Click a title to skip to that section. Games contained within this post:
Shadow Hearts (PS2)
This past week, after playing on and off for about a month, I finished Shadow Hearts, a PlayStation 2 RPG. It’s pretty similar to other RPGs of its time with a few notable exceptions that help it stand out: the Judgement Ring system, and the setting. It’s set in 1913 Asia and Europe, with supernatural elements frequently popping up in its world. And it starts with a real bang too, there’s several opening FMV cutscenes right at the beginning that really get you pumped to see what the game is all about.
Once the opening cutscenes are through, the game does what most RPGs do, and starts out a little slow. The gameplay is pretty basic for a while, though the Judgement Ring spices things up a bit. While the main plot takes a while to get moving, I found the situations the characters find themselves in during the early game pretty interesting. It sort of takes the traditional “move from town to town” RPG mechanic and gives it a neat spin by having those towns be haunted by spirits and supernatural beings, and it’s up to your party to exorcise those spirits through battle!
The Judgement Ring mechanic I’ve mentioned plays a large role in the turn-based battles. Whenever you take any action in battle, whether it’s a regular attack, or using a special ability or item, the action’s success is primarily based on executing the Judgement Ring hits correctly. When you initiate an action in battle, the Judgement Ring pops up, and some highlighted areas appear. You need to press the button when the indicator is over each of those areas as it spins around the Judgement Ring. It only makes only loop around too, so you have to press the button as soon as the indicator is over the highlighted area. If you miss, your attack will either be cut short or stopped entirely.
Additionally, many actions can be powered up by pressing the button when the indicator is over the red highlighted areas, but hitting those is more risky since they’re always right at the end of the target areas. If your timing is just a little bit late, you’ll miss the target area and your attack will be cancelled altogether! I enjoyed this system. It adds a nice element of skill to the turn-based battles, and trying for more powerful attacks by hitting the red areas of the Judgement Ring is a nice risk vs. reward mechanic.
As cool as the Judgement Ring is though, battles can get a little stale. For most of the game, I didn’t have to use abilities on most enemies. Regular attacks will get you through most of the game’s enemies just fine. It can feel repetitive after awhile. Battle animations are also not skippable. Regular attacks are fast enough that I didn’t mind them, but after seeing the animation for the healing spell enough times, I really wished I could press a button to skip it.

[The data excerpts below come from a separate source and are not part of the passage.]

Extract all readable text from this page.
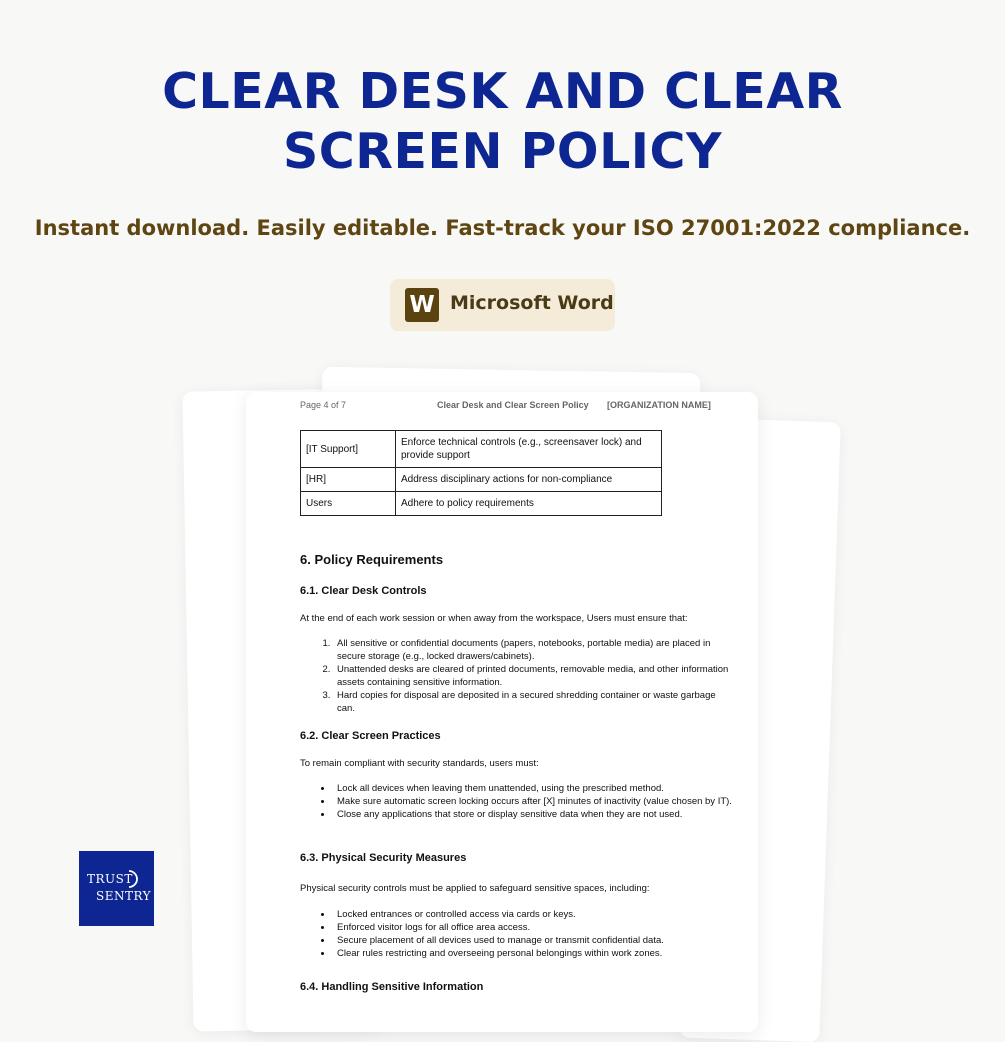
CLEAR DESK AND CLEAR
SCREEN POLICY
Instant download. Easily editable. Fast-track your ISO 27001:2022 compliance.
W Microsoft Word
Page 4 of 7	Clear Desk and Clear Screen Policy [ORGANIZATION NAME]
[IT Support]	Enforce technical controls (e.g., screensaver lock) and provide support
[HR]	Address disciplinary actions for non-compliance
Users	Adhere to policy requirements
6. Policy Requirements
6.1. Clear Desk Controls
At the end of each work session or when away from the workspace, Users must ensure that:
1. All sensitive or confidential documents (papers, notebooks, portable media) are placed in secure storage (e.g., locked drawers/cabinets).
2. Unattended desks are cleared of printed documents, removable media, and other information assets containing sensitive information.
3. Hard copies for disposal are deposited in a secured shredding container or waste garbage can.
6.2. Clear Screen Practices
To remain compliant with security standards, users must:
• Lock all devices when leaving them unattended, using the prescribed method.
• Make sure automatic screen locking occurs after [X] minutes of inactivity (value chosen by IT).
• Close any applications that store or display sensitive data when they are not used.
6.3. Physical Security Measures
Physical security controls must be applied to safeguard sensitive spaces, including:
• Locked entrances or controlled access via cards or keys.
• Enforced visitor logs for all office area access.
• Secure placement of all devices used to manage or transmit confidential data.
• Clear rules restricting and overseeing personal belongings within work zones.
6.4. Handling Sensitive Information
TRUST
SENTRY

That’s just a product of the times though, I don’t think many games from this era of RPGs had an option to skip or speed up animations.
The story here is pretty good. I think a big part of that is that you just don’t see many RPGs set in the early 20th century. But the plot is also interesting in its own right too, I was drawn in by wanting to see what would happen to these characters next, and where their adventures would take them. The main character, Yuri, can transform into monsters by absorbing the souls of monsters he’s defeated in the past. This ties into both the gameplay and even the plot a bit, as he’ll be able to transform into more kinds of monsters in battle as the game progresses, and he also struggles with the emotional and mental burden of his ability. Your party grows to eventually include more characters too, but Yuri was the most interesting to me for the majority of the game.
One last thing I want to mention, Shadow Hearts has more in common with PS1 games than PS2 games in some ways. The thing that stood out to me the most is its use of pre-rendered backgrounds and fixed camera angles. This is the same kind of thing the PS1 Final Fantasy games do, and I love it! It’s just a really cool visual style in my opinion, and it even ties into the gameplay a bit by using the fixed camera angles to hide optional treasure chests in hard-to-see places. I think it’s great, but your experience with it may vary depending on how you feel about the pre-rendered background era of 3D games.
Shadow Hearts was a fun game. It’s not too challenging most of the time. I think most of my Game Overs came from the first act of the game. After that, battles felt easy most of the time, and it was the story carrying things forward. This is the first game in the trilogy of PS2 games, so I’m interested to (someday) see how the next game in the series adjusts the formula. My final time for this one was 20:54.